Willie Nelson is back writing songs again and for that, the world should rejoice. The man who gave us stone cold classics like ‘Always On My Mind’, ‘On The Road Again’ and ‘Crazy’ (yes, the Patsy Cline standard) is back in the songwriting saddle and most of the 14 tracks here are Nelson originals for the first time on an album since 1996’s Spirit. Even at 81 years of age, the former outlaw has a way with a couplet and an easy delivery that’s impossible not to warm to.
Produced by the great Buddy Cannon, with whom Nelson created some of his finest work back in the 1970s, Band Of Brothers is a worthy addition to his (ahem) canon. The producer’s biggest talent is his lightness of touch, eschewing the Big Time Production Sound in favour of letting Nelson’s weary vocals breathe and giving his beautiful words space to shine.
The songs cover the various sides of Nelson’s talent, from the bittersweet balladry of ‘Bring It On’ or the pitch perfect ‘Whenever You Come Around’ to the more throwaway honkytonk of ‘Used To Her’ or ‘The Git Go’, a killer duet with Jamey Johnson on a cover of Billy Joe Shaver’s powerful state-of-the-nation address.
He also covers Shaver’s homage to growing old disgracefully, ‘Hard To Be An Outlaw’, which the duo duetted on for Shaver’s latest album, Long In The Tooth.
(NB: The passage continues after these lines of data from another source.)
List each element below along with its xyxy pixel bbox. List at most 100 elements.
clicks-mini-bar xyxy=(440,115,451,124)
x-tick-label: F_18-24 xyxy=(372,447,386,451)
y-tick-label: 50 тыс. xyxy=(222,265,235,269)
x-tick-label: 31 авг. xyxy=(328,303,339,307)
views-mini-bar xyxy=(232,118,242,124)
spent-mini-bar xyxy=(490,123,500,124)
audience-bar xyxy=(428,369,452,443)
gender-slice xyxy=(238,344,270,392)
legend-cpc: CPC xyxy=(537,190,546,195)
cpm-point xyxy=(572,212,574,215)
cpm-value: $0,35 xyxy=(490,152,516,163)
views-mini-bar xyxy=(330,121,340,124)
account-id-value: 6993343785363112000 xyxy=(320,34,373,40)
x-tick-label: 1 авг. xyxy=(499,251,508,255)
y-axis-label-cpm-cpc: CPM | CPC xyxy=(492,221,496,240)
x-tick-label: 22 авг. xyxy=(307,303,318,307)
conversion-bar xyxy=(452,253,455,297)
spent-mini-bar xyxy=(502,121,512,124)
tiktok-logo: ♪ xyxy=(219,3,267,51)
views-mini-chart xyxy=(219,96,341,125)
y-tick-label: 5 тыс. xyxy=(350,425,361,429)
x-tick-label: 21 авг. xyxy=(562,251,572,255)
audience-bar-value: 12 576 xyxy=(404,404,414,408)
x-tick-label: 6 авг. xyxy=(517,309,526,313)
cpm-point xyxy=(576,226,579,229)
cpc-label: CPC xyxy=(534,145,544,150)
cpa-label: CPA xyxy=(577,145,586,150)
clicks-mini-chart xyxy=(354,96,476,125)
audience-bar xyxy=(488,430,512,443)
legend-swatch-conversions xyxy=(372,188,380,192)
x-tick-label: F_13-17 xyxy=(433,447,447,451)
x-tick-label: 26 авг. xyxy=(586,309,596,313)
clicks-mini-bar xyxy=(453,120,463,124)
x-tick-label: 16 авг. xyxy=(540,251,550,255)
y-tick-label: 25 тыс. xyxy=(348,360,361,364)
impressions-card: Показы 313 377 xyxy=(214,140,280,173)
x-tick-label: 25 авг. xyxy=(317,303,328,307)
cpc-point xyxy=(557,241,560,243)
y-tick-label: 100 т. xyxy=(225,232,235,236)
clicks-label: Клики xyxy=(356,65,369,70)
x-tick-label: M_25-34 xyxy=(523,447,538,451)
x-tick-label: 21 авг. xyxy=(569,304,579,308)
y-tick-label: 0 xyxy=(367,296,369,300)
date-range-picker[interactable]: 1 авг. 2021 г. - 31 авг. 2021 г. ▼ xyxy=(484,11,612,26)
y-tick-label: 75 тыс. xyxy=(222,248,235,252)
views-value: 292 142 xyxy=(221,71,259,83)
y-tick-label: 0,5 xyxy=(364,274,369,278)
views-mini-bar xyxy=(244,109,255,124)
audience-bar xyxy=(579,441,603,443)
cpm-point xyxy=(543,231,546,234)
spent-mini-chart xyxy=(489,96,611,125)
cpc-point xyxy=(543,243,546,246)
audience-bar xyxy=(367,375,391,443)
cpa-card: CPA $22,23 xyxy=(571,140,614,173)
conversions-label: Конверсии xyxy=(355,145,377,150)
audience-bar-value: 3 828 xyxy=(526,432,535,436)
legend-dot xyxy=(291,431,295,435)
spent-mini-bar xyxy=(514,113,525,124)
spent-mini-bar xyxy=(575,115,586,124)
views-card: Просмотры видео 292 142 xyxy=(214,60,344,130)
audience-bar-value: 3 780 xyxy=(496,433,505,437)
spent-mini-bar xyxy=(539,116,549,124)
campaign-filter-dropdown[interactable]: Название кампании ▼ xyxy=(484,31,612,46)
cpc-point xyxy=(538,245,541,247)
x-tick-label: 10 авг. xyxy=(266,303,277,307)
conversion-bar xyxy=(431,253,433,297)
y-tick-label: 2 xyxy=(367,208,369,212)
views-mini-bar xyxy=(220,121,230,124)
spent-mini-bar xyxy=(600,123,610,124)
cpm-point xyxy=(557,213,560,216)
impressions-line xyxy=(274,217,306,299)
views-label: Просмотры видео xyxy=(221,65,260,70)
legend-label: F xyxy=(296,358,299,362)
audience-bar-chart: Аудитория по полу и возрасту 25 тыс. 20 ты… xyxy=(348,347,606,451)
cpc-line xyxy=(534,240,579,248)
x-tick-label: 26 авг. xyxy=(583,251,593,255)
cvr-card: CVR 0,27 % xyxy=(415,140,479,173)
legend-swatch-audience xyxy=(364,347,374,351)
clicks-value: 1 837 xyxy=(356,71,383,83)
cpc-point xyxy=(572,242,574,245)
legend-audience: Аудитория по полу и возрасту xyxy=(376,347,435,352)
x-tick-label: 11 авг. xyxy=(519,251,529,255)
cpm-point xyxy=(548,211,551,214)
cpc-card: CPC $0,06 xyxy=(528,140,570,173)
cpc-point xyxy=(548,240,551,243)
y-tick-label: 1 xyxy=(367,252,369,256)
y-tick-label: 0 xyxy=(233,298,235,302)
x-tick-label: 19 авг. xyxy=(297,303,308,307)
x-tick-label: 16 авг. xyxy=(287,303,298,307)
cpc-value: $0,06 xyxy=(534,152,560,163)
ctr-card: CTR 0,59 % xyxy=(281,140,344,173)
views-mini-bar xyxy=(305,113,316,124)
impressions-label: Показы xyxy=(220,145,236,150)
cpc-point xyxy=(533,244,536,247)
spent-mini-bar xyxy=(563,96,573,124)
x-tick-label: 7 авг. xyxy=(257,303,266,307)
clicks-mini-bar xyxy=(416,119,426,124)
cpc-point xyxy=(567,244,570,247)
Pick of the bunch is ‘The Songwriters’, written by Gordie Sampson and Bill Anderson, a powerful paean to the people who pen the tunes that make the world sing.
Nelson’s own compositions sit easily amid such vaunted company, however. ‘Guitar In The Corner’ is a sweetly sentimental tune about an instrument and a lost love, with some truly gorgeous lyrics (“A new song might come to call and free us from this minor key that we’ve both been living in”). ‘Wives And Girlfriends’ showcases his playful side, as he narrates a tongue-in-cheek tale of multiple marriages and infinite infidelities, while ‘I Thought I Left You’ proves that the octogenarian still has a killer put-down in the armoury when the mood takes him. Over a stately country backdrop, he intones, “You’re like the measles, you’re like the whooping cough/ I’ve already had you/ so why in heaven’s name can’t you just get lost?” Welcome back to the top table, Willie.